Dead History 2: A Zombie Anthology, ed. Anthony Giangregorio
Daily Bites of Flesh 2011: 365 Days of Horrifying Flash Fiction, ed. Jessy Marie Roberts
“New Eden” & “Craving”
And here is a bonus flash fiction story, published for the first time right here!
Galen had always been told the village doctor knew best, although his family almost never called on him. They could usually deal with the colds, scrapes, scratches, dislocated joints and headaches, even a broken finger or two. But this one was different.
A horrific incident with the plough horse left Galen with his leg broken in a terrible fashion, throwing him nearly ten feet. His mother spotted him flying through the air and assumed he was dead before he even hit the ground. The femur jutted out at an obscene angle, pink and red gobs of flesh clinging to his pant leg and the end of jagged bone. He wasn’t even screaming, in fact, he wasn’t making any sounds, he was out cold, a sweat broken out across his forehead.
His mother called his father and sister to help and they managed to get him onto the straw mattress with a cool rag on his head, soaked in well water. His sister was sent into the village to fetch the doctor, and preparations were made. Leather straps and a stick to bite down on were set out, a kettle was hung over the fire to boil, herbs were picked, compresses made and the bone was set, however rudimentary.
The doctor arrived nearly two days later. Now the wound was an infected mess, blackened and necrotic, requiring severe debridement. From a jar the doctor produced maggots and began treatment, stuffing handfuls into bandages and wrapping the wound. He worked quickly while Galen howled like a raging wolf. Payment made, prayers said, and the doctor left, charging the family to take turns watching his fitful sleep throughout the night.
Over the next few days Galen seemed improved. He took a little stew and the wound seemed on the mend, and he was left to lay and rest, a welcome respite from daily chores. The doctor returned and the bloated maggots were removed from the pink wound, the abscess cleaned and healing. But Galen began to complain of pains in his head, behind his eyes, and along his leg, but they saw nothing. At night Galen began to dream of fishing, of bait on hooks made from slivers of birch, and he could hear the worm wriggling, crawling, twisting, filling his ears, burrowing deep into his brain.
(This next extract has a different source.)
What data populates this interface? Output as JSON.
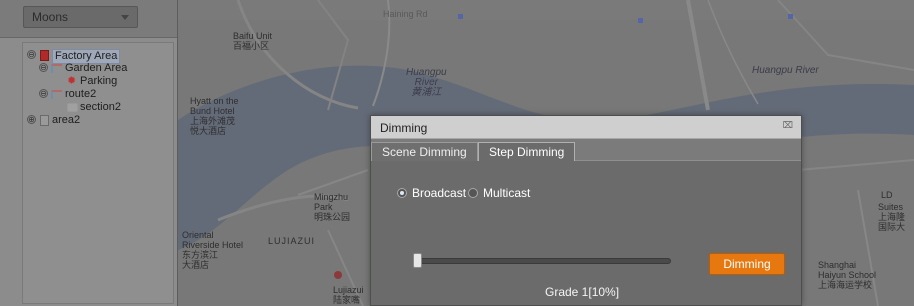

He awoke screaming, sweating, soaked shirt clinging to his skin. The pain was unbearable, and the doctor was summoned. Galen screamed, his eyes felt like they would explode, the pain under his skin unbelievable. The doctor arrived and reached for his scalpel, pressing into visibly squirming masses just below the surface. A trail of writhing, engorged maggots spilled out, squelching sounds making him wince as they hit the floor. They wriggled free from the countless cuts in his legs, chest, his forearms, and a repugnant stench filled the air. The doctor vainly excised the crawling things from Galen’s flesh as maggots continued to eat the boy from the inside, devouring even his eyeballs from their sockets.